I asked Seagate to show what my own RAID recovery looked like, and this was the result.
“I know you want eye candy,” says Peter Oswald, “but most of what we do is going to look really normal and ordinary to people who don’t know what we’re doing. This controller you see here looks like a plain card, but it was designed specifically for us, just like the software. It’s controlling the power…just many, many components of these drives. It’s controlling very small details that go on in the background.”

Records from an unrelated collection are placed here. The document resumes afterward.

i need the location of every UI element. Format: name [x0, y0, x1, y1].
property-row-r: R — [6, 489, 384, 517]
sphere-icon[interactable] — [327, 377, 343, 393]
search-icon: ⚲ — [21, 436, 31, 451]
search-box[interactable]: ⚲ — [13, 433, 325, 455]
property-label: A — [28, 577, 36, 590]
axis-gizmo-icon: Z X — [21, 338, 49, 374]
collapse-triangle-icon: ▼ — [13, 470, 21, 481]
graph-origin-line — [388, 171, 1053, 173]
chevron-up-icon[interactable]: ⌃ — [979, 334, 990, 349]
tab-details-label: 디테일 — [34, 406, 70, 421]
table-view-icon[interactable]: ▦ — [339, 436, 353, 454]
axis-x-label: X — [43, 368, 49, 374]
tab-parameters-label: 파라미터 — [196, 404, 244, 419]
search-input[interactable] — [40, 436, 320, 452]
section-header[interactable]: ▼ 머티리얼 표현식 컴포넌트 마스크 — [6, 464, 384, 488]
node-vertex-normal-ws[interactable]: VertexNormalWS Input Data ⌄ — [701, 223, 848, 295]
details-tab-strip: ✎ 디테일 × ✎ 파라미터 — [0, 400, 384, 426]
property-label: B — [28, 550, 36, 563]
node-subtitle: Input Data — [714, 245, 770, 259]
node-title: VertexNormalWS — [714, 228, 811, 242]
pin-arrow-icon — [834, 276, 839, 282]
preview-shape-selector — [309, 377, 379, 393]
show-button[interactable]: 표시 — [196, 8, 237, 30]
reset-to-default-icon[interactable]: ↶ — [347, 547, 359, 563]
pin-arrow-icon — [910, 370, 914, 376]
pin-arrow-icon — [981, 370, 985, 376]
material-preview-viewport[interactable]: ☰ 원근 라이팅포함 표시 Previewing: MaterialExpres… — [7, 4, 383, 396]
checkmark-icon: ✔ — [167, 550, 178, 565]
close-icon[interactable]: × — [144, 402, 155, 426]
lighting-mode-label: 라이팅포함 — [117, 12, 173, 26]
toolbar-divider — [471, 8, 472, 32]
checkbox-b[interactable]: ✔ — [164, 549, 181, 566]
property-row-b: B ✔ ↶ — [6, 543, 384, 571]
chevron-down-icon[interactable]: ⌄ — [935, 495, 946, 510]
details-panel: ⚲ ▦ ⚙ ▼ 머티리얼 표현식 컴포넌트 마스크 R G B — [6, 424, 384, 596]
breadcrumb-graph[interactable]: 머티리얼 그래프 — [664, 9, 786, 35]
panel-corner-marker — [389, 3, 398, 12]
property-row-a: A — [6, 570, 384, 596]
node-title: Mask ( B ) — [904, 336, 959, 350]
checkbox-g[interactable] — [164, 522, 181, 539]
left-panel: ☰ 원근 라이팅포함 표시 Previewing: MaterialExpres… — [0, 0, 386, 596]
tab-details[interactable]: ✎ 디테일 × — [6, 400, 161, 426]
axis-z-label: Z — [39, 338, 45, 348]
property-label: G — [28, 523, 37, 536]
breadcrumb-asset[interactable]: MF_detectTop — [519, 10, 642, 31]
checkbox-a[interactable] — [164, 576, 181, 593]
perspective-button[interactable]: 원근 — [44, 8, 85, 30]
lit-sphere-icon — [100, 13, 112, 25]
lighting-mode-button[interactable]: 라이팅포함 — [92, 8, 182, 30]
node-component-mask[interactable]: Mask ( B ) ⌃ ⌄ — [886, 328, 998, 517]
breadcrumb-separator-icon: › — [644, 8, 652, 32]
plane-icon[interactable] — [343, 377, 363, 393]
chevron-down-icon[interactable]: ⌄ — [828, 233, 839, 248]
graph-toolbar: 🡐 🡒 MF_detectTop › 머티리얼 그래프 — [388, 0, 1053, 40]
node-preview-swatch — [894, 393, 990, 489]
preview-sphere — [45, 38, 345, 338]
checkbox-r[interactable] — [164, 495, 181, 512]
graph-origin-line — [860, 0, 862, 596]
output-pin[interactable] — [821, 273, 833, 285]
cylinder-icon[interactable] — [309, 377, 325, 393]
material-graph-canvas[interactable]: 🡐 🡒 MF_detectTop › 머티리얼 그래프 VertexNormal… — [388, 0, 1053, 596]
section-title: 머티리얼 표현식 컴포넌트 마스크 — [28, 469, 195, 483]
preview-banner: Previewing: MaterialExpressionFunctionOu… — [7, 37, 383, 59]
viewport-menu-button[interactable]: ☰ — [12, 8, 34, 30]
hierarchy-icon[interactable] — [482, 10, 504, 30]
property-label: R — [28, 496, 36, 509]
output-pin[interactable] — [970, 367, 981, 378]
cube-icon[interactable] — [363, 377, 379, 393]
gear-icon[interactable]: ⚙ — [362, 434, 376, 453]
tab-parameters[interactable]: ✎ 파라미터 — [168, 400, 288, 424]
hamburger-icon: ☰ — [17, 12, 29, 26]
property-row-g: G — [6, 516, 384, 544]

In my case, my drives weren’t responding in a timely manner to the NAS system’s requests, and so the request would time out. But whatever in the NAS “environment” was causing that issue was likely also impacting the other drives. So eventually, the enclosure system tagged one drive as bad, continued to operate in degraded RAID 5, and when the second drive failed, the RAID collapsed. Seagate had to construct a new environment for the four drives in which the drives were instructed to believe they were healthy. With this done, technicians could begin copying my data out to other storage. Interestingly, this doesn’t mean that the RAID was back in working order. The highest priority was simply to extract my bits from the drives and copy them in a “de-striped” state onto known good media. Then the recovery crew could begin trying to piece together my file structures and reconstruct the original four-disk volume’s architecture.
All told, Seagate spent roughly 28 man-hours recovering my data. Much of this involved identifying the critical data structures across all four drives, determining the correct stripe sizes, and finding out the ages of the data to see which came before and after the loss of the first drive.